Many people with MS focus only on their physical health and neglect their emotional health — which is an essential component of overall health and wellness.
The Link between MS and Depression
Anyone having too much stress or a tough situation may suffer from depression. Hence it is easy to postulate the effects of MS can cause mood changes and hence depression.
- MS itself might also cause depression. The disease may destroy the protective coating around nerves that helps the brain send signals that affect mood.
- Depression is also a side-effect of some the drugs that treat multiple sclerosis, such as steroids and interferon.
Depression and other MS symptoms
There are many similarities when it comes about the symptoms of depression and MS. At times, when these conditions coexist what is causing what symptom is often misjudged.

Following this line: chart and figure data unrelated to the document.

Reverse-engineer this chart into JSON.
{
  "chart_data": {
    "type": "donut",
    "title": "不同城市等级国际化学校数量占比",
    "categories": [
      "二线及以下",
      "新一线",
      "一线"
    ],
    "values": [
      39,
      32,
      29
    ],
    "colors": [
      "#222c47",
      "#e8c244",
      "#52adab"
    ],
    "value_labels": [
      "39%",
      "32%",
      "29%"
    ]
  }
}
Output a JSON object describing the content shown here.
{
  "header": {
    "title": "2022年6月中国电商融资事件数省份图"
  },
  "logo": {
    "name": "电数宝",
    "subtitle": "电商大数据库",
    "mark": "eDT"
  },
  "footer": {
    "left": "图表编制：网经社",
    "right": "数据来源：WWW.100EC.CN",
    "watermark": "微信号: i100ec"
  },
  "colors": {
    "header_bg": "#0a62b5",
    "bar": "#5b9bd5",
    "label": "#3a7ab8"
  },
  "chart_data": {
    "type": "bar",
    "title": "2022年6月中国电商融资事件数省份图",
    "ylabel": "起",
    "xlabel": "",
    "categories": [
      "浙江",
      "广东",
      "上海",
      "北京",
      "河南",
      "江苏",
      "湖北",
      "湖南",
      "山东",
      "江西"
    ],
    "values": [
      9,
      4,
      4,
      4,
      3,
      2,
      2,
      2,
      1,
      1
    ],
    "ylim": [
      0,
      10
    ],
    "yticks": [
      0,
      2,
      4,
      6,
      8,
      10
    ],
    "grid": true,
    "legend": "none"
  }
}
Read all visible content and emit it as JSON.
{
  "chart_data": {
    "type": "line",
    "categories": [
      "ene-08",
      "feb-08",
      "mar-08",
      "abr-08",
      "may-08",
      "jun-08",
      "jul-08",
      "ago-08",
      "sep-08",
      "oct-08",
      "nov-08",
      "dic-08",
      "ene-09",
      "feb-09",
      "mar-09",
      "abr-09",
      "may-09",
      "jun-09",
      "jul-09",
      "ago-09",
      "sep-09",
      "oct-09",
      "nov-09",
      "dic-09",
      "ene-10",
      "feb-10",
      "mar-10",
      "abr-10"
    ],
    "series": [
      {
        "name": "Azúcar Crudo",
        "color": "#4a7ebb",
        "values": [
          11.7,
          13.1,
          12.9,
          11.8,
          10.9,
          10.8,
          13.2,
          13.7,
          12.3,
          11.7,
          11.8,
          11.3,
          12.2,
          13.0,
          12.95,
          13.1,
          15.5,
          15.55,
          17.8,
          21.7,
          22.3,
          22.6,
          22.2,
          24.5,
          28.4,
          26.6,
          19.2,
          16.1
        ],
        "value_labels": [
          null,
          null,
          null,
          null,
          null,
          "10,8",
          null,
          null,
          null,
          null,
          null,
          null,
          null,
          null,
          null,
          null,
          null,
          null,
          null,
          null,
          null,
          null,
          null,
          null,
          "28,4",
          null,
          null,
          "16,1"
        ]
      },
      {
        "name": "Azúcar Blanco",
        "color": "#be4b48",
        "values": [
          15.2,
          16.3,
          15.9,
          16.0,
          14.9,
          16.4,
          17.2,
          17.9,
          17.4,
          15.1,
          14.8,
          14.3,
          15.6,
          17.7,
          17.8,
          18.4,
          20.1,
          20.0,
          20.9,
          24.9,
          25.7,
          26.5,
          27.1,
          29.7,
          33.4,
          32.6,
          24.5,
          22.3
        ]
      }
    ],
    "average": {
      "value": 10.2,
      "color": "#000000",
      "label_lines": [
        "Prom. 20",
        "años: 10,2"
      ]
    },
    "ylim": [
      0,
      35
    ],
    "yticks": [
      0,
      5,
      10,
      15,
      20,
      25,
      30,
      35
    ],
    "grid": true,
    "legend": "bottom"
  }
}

For example, fatigue can be related to depression, or may be a direct result of MS, or a combination.
There is no link established on the running length of one symptom being present due to depression and its severity direct impact of another. For example, someone who is recently diagnosed can be as depressed as someone who has had MS for many years.
Nerve damage and depression in MS
Research has been done to see if depression can be directly linked to MS-related damage in particular areas of the brain. Some studies have suggested that there is a link, though they also suggest that MS-related nerve damage is only part of the equation.